SALEM — When the mayor gives her State of the City address Monday, she'll discuss a zoning change that could provide a surge of rental housing across the city.
City planners recently drafted a new set of proposed rules governing "accessory dwelling units", otherwise known as in-law apartments, in all residentially zoned parts of the city. These rules would remove many restrictions on the apartments, essentially allowing them to be rented out like any other apartment.
The rules were submitted to the City Council on June 13, and they'll be discussed by Mayor Kim Driscoll during her speech Monday Workbar, 120 Washington St., at 7 p.m. Driscoll is also planning to address transportation issues, education and ways to combat the ongoing impacts caused by climate change.
In-law apartments are already allowed in single-family zones around Salem, but they come with some stiff restrictions. First, they can only be lived in by a family member of the property owner or a caregiver and they must be removed when the "tenant" leaves or the home is sold. They're also currently prohibited in all other residential zones.
Under the newly proposed rules, in-law apartments could be created without zoning board approval (by right, in other words) in any residential zone, if they met certain parameters. That includes a maximum of 800 square feet in size, doesn't cause a net loss of trees on the property and provides adequate parking on-site.
Even further, anyone could live in them, according to Driscoll.
"We've been working to create policies that will facilitate more housing options in Salem, particularly for residents struggling to meet rents that are rising way faster than incomes," she said. "As part of this, we've been looking to convert the old church properties as well as looking at inclusionary dwelling units."
If a proposed in-law unit has less than two parking spaces, would cause a net-loss in trees on the site or the size of the unit exceeds 800 square feet, a special permit would be needed from the zoning board.
Driscoll pointed out that the impetus for changing the rules on in-law apartments came from the city's housing-themed forums from earlier this year.
"This was one of the top-ranked items," she said. "This proposed ordinance reflects those forums and discussions."
Work on the ordinance was begun by the board for the city's Affordable Housing Trust Fund, according to city planner Amanda Chiancola.
"We know we need housing, so accessory dwelling units have a lot of potential to create moderately priced rental units, which we desperately need in Salem," Chiancola said. "In its current form, we aren't going to get the units because of the limitations on family members and caretakers."
The ordinance has two ways of helping folks in Salem, according to Chiancola.
"You may create a unit for, let's say, your grandparent, and then your grandparent passes away or no longer needs the unit.
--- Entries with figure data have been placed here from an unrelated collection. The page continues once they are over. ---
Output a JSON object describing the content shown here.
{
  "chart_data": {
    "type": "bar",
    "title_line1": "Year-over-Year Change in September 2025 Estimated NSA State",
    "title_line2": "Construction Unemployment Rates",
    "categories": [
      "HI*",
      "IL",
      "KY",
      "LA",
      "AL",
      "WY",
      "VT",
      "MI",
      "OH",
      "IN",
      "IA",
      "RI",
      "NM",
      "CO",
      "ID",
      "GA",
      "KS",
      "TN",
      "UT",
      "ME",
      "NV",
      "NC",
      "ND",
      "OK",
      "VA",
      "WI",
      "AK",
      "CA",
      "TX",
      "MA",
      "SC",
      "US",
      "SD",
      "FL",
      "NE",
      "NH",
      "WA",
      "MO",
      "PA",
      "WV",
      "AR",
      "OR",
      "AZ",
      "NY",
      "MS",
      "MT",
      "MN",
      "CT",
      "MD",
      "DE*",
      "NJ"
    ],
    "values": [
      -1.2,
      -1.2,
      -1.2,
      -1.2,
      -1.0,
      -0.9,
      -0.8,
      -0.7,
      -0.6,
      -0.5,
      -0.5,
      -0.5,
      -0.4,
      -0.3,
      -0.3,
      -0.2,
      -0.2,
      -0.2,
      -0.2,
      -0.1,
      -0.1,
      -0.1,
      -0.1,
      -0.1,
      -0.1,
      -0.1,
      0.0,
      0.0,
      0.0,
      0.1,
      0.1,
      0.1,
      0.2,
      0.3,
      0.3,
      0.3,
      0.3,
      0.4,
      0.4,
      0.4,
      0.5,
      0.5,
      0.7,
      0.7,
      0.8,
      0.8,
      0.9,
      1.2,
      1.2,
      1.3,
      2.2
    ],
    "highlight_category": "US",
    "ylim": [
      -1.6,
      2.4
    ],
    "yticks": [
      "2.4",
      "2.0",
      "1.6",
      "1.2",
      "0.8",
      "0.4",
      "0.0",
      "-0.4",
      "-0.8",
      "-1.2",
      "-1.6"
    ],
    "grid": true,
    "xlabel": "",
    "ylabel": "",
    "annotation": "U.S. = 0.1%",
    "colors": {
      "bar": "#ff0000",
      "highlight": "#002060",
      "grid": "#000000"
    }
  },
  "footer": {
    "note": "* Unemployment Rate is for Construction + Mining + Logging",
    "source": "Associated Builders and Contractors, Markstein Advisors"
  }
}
You put an investment in your home and have to remove the unit under the current ordinance," Chiancola said. "Under the proposed ordinance, you can rent it out and create a stream of income."
At the same time, the units give people an in for living in Salem when the housing market is becoming pricier and pricier, moving further out of reach for many people.
"It's for folks who need just a small unit. There are some folks who don't need a big house or a 1,500-square-foot apartment," Chiancola said. "They just need a small, 800-square-foot home. It helps them, and it also helps the person who owns the home by having that boost in income."
The proposed ordinance does prohibit using these in-law apartments as short-term rentals for lodging sites like Airbnb. The owner of the property must live on-site as well.
Breaking with tradition
As for Driscoll's State of the City address Monday night at Workbar, it will again buck years of tradition in which the speech would be delivered in the City Council chambers at City Hall. The speech is also traditionally held early in January. Last year, Driscoll gave her remarks in the main atrium at Peabody Essex Museum on New Year's Day.
Workbar is a new collaborative work space recently opened in the old City Hall Annex space at 120 Washington St. The Workbar location's opening was coincidentally timed with the closing of a similar spot at Liberty Tree Mall in Danvers, where the company previously leased space from Staples.
"When you think about Workbar, it's a symbol of the new economic activity we're seeing," Driscoll said. "It isn't a traditional office environment, but it's creating a lot of jobs, and I think there's a lot of economic activities derived from Workbar and shared working spaces."